Toute la matinée, elle avait observé ce dernier, et elle savait au fond d’elle que même s’il faisait le dur, qu'il était triste par rapport à cette situation. D’une manière ou d’une autre, elle se souciait de lui, c’est pourquoi elle lui a préparé un déjeuner rien que pour lui, en essayant indirectement de lui faire plaisir et le remonter le moral.
- Je n’ai pas faim, lui répondit ce dernier.
- Tu n’as rien mangé depuis hier et tu dis que tu n’as pas faim.
- Laissez-moi tranquille voulez-vous, s’énerva-t-il.
- D’accord, se résigna-t-elle. Refuse d’avaler quoi que ce soit, on verra combien de temps tu vas tenir sur pieds.
- Pourquoi vous agissez comme ça avec moi, d’abord votre mari me brutalise et vous, vous comportez comme la sainte mère.
Devant cette question un peu inattendue, Fatima releva doucement la tête pour le regarder dans les yeux. Elle aurait pu lui dire tout ce qu’elle voulait. Mais rongée par le remord, elle décida de lui conter toute la vérité.
- Je me sens coupable de tout ce qui passe en ce moment, dit elle en descendant de la table à manger et venir s’assoir au prés de lui.
- Vous pouvez développer ? Demanda Kélèty.
- Eh…bien, disons que tu es là, en partie à cause de moi ou pour moi, si tu veux.
Kélèty, se demandait en quoi cette femme peut elle être responsable de son e********t, elle paraissait si gentille qu’on la confondrait à un être humain et non pas à un être démoniaque. Mais décida de l’écouter attentivement jusqu’au bout afin d’éclaircir à jamais toute cette histoire, mais surtout, qu’il sache enfin pourquoi il est là.

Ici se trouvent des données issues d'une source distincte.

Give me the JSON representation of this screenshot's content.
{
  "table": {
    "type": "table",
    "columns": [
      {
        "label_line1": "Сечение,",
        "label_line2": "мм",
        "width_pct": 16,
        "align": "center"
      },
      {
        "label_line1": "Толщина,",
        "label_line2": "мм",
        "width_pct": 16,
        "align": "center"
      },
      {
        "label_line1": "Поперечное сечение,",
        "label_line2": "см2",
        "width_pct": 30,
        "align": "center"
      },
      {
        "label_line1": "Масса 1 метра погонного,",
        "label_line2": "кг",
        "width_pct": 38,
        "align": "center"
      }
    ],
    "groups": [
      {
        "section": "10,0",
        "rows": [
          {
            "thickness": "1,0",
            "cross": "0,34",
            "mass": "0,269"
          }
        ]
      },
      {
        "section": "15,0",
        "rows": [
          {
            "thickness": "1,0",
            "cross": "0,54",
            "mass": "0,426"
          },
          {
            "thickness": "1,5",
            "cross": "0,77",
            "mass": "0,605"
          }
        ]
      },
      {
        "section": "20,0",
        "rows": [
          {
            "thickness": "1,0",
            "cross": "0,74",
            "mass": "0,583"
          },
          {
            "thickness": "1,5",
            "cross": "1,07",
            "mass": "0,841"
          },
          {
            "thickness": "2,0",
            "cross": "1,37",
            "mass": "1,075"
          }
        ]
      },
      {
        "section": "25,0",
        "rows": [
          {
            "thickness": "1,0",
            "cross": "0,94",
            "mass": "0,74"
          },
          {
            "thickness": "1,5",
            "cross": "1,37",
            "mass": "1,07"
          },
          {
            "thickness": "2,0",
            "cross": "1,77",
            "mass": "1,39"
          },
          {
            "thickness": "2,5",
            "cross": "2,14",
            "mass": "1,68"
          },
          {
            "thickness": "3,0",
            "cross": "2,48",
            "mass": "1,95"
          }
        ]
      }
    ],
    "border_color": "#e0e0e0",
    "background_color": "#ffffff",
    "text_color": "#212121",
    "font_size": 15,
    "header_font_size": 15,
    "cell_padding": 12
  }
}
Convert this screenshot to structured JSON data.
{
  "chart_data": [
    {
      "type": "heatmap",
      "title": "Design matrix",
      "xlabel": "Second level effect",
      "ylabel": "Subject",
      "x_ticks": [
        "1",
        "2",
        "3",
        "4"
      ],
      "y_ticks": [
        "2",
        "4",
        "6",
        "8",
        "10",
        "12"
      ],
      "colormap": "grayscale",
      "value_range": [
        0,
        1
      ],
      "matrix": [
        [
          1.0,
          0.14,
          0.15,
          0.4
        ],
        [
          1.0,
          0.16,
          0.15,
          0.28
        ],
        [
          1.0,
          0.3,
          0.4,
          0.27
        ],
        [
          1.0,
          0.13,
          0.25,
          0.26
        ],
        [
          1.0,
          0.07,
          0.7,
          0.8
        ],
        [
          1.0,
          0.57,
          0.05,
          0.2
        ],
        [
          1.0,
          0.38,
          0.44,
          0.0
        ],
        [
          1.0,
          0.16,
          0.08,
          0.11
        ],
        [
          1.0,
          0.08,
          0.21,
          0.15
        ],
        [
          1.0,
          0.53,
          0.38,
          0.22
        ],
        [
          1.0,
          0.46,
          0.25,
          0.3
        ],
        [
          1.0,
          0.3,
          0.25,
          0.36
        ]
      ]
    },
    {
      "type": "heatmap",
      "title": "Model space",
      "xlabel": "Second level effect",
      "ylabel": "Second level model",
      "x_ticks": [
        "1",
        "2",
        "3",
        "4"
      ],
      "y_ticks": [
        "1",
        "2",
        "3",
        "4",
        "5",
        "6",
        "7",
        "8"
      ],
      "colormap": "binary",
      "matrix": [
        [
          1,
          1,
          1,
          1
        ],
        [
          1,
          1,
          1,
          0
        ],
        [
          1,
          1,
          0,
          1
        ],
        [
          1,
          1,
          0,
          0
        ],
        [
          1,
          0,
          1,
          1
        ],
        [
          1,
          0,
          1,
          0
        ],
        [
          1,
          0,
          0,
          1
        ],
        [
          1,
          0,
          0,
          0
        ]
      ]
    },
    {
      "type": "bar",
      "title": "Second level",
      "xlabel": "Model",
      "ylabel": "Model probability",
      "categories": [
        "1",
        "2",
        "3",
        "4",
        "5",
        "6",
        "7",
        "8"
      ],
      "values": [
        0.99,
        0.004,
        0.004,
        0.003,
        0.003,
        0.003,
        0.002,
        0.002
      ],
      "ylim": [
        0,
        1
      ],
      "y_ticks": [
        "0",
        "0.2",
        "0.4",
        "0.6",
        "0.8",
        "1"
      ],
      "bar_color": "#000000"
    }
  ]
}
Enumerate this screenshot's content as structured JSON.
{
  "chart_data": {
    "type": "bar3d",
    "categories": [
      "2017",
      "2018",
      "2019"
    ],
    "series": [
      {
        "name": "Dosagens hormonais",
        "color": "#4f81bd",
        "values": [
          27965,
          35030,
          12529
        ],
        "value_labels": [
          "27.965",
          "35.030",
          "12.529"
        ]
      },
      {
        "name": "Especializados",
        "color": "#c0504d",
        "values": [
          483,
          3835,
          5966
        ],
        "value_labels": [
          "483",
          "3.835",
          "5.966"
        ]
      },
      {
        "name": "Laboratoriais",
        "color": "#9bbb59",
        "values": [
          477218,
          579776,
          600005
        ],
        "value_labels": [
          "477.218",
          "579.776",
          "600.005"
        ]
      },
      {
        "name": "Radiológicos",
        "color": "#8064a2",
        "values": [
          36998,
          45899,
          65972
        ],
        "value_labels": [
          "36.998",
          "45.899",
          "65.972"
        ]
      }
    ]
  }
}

- J’ai accouché des jumeaux, il y a de cela trois jours, poursuivit-elle.
- Et quel est le rapport avec moi ? Demanda Kélèty avec impatience.
- Attends j’y viens, je disais donc…
- Que vous avez accouché des jumeaux, l’interrompit-il. C’est bon j’avais compris cette partie, maintenant vous pouvez accélérer.
- Ça t’arrive, un peu d’être poli ? Se mit-elle en colère.
- Je suis sur les nerfs ces temps-ci Madame, j’espère que vous comprenez.
- Ce que je ne comprends pas, c’est ton insolence jeune homme, je fais tout ce que je peux pour que tu te sentes à l’aise, mais décidément ça ne sert à rien.
Furieuse ! Elle se leva et commença à arpenter dans toute la pièce.
- Je ne suis pas habitué à être enfermé, reprit Kélèty après quelques temps, moi j'ai toujours été libre, comme un poisson dans l'eau.
- Je m’en fous de ça, lui cria-t-elle dessus. Personne ne me mal parle dans ce village, au risque de faire face à la colère de mon mari. Tu veux savoir pourquoi tu es là, enchaina-t-elle.…voilà la raison, tu es ici parce que d’une manière indirecte, tu t’en ai prit à moi, à cause de vous, les humains, mes enfants et moi étions tout le temps dérangés pendant nos moments de repos, par vos bruits incessants en la pleine lune. Pour ma tranquillité, il a ordonné que personne ne vienne ici mais toi tu n’as pas écouté. Voilà pourquoi tu es là. À présent tu connais toute la vérité, et si tu veux bien m’excuser, je dois aller nourrir mes enfants. Dit elle en sortant en trombe dans la cuisine pour se rendre dans la chambre de ses petits, avec les nerfs en plomb.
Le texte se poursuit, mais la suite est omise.